Il y a une année éclatait en France le scandale de l’ingérence d’États étrangers via des réseaux de corruption, ayant notamment conduit à l’inculpation du journaliste franco-marocain de BFMTV, Rachid M’barki.
Révélée par Le Monde, France Info et Forbidden Stories, l’affaire a été prise en main par la justice. En une année, le Parquet national financier français a démêlé les rouages des réseaux de corruption mis en place pour manipuler l’opinion et influencer la politique française.
Alors que les investigations se poursuivent, Le Monde et France Info reviennent ce jeudi 15 février sur les développements de cette affaire et les éléments que la justice et la police françaises ont pu élucider.
En décembre 2023, le journaliste franco-marocain Rachid M’Barki a été mis en examen pour abus de confiance et corruption passive. Après avoir tout nié devant une commission d’enquête parlementaire, le journaliste d’origine marocaine a fini par avouer devant les policiers avoir été rémunéré pour un total de 8.000 euros.
Rachid M’barki a été sollicité par le lobbyiste Jean-Pierre Duthion afin de passer des sujets à l’antenne pour le compte de pays étrangers, selon l’enquête.

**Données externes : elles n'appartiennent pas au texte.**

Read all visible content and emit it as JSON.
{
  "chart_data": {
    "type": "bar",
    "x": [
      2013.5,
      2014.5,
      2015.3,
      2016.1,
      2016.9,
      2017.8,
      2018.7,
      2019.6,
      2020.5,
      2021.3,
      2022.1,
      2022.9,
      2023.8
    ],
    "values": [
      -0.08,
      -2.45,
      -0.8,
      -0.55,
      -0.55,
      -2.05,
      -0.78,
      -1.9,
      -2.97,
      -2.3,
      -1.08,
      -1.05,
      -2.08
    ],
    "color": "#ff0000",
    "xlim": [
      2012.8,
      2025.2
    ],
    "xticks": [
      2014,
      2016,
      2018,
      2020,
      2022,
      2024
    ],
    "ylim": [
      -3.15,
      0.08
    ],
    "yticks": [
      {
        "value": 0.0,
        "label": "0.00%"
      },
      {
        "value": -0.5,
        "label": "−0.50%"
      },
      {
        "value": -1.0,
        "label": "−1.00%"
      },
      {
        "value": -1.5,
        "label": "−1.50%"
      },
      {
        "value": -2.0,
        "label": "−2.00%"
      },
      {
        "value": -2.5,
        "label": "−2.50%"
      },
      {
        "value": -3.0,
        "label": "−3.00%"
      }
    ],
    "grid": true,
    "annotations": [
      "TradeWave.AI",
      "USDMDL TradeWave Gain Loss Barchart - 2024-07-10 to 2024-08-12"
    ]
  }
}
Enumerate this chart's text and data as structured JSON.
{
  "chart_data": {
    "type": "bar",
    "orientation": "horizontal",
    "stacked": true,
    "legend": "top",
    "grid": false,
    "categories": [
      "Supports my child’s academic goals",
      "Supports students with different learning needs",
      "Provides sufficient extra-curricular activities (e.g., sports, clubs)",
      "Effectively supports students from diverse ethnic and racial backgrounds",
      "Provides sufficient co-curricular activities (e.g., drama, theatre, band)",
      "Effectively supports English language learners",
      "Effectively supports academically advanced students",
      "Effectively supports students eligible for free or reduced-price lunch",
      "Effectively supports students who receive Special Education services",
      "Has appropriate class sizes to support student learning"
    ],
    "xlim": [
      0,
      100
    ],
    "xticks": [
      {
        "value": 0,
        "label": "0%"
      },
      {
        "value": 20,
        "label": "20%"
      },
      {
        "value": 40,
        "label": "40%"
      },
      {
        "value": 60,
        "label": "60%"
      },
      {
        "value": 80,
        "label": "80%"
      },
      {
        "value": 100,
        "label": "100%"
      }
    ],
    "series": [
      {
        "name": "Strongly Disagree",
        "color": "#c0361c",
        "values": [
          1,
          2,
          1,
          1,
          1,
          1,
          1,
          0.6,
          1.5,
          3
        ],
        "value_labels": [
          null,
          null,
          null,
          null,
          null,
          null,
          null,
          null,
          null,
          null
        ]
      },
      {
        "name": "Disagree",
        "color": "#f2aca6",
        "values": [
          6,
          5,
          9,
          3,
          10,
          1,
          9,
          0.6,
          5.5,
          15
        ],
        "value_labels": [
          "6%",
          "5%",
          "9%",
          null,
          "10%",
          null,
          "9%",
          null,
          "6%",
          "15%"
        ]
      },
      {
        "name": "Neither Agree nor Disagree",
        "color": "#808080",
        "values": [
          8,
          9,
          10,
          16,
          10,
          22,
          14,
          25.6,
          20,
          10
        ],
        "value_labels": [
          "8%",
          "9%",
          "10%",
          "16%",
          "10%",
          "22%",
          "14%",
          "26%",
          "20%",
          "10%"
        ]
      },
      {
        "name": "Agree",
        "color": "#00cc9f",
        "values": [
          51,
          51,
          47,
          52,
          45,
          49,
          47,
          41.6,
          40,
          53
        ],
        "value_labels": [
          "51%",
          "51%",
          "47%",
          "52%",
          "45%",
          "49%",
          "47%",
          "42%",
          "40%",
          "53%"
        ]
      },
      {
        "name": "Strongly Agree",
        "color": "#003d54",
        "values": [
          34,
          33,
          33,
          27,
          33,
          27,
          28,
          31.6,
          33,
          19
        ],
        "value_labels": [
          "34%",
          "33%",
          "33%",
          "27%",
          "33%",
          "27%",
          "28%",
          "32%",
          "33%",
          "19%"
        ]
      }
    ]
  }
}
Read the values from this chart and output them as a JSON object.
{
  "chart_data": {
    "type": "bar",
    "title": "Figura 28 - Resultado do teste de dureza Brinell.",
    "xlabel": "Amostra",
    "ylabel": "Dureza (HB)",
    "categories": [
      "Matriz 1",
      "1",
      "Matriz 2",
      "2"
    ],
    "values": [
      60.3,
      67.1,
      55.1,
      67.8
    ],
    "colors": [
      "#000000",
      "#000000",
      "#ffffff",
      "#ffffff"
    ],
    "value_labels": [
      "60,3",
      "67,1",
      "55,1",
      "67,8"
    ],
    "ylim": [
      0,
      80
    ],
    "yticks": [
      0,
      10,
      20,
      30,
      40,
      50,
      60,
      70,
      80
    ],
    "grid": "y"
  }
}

Parmi les sujets pointés du doigt par la direction de BFMTV dans l’enquête interne qui avait conduit au licenciement du journaliste en février 2023, des reportages sur le Sahara occidental reprenant la rhétorique et les thèses marocaines sur le dossier.
L’enquête judiciaire s’est ensuite intéressée au rôle de l’homme qui le payait directement.
Jean-Pierre Duthion est lui aussi mis en examen pour corruption. Selon les informations du Monde, une partie de l’argent qu’il distribuait, Duthion le recevait d’un autre lobbyiste qatari du nom de Nabil Ennasri, lui aussi inculpé. Il aurait rémunéré le lobbyiste français pour 7.500 euros par mois pendant au moins un an.
L’enquête a pu en outre mettre en lumière l’implication d’un homme politique, le député écologiste Hubert Julien-Laferrière, présenté comme étant l’un des hommes clés du dossier.
Ingérences du Maroc en France : Rachid M’barki n’est pas seul
Selon Le Monde, le lobbyiste Jean-Pierre Duthion se vantait en privé d’avoir « la mainmise » sur l’élu. Celui-ci aurait reçu, pendant près d’un an également, au moins 5.000 euros par mois, des fonds en provenance d’une ambassade du Qatar et du Comité national qatari des droits de l’homme. Les intermédiaires sont Nabil Ennasri et Jean-Pierre Duthion, précise-t-on.
Outre l’influence des médias et des hommes politiques, l’affaire porte aussi sur la manipulation des réseaux sociaux à travers de faux comptes.
Les frères Sellem, Jonathan et Samuel, sont des communicants franco-israéliens spécialisés dans l’influence. Ils sont notamment soupçonnés d’avoir mené avec Jean-Pierre Duthion et la boîte de désinformation israélienne Team Jorge, des campagnes pour le compte de responsables africains et d’oligarques russes.
Jean-Pierre Duthion a reconnu en garde à vue qu’il a travaillé avec un client franco-israélien dans le cadre de certaines de ses campagnes impliquant Rachid M’Barki, sans mentionner les frères Sellem.
Rachid M’barki n’est pas l’unique Marocain soupçonné d’être impliqué dans cette affaire. Devant les enquêteurs, Duthion a aussi impliqué la lobbyiste marocaine Rania Eddaqqaq.
Dans le cadre de ses activités, le lobbyiste a aussi entretenu des relations avec la société Digital Big Brother (DBB), impliquée à travers une de ses filiales dans l’affaire des faux comptes qui ciblaient les détracteurs du Paris-Saint-Germain.
Mais « l’acteur central » de cette affaire reste la société israélienne Team Jorge.
Après la divulgation de l’affaire, environ « 2 000 comptes X et plusieurs centaines de comptes Facebook » ont été supprimés, mais certains ont échappé à la suppression et d’autres ont été recréés, écrit Le Monde qui assure recenser « plus d’un millier de comptes X attribués à Team Jorge ».
En octobre dernier, la plateforme qatarie EEKAD avait révélé l’existence de 22.000 faux comptes marocains sur X, destinés à faire croire que la population marocaine soutient la normalisation avec Israël.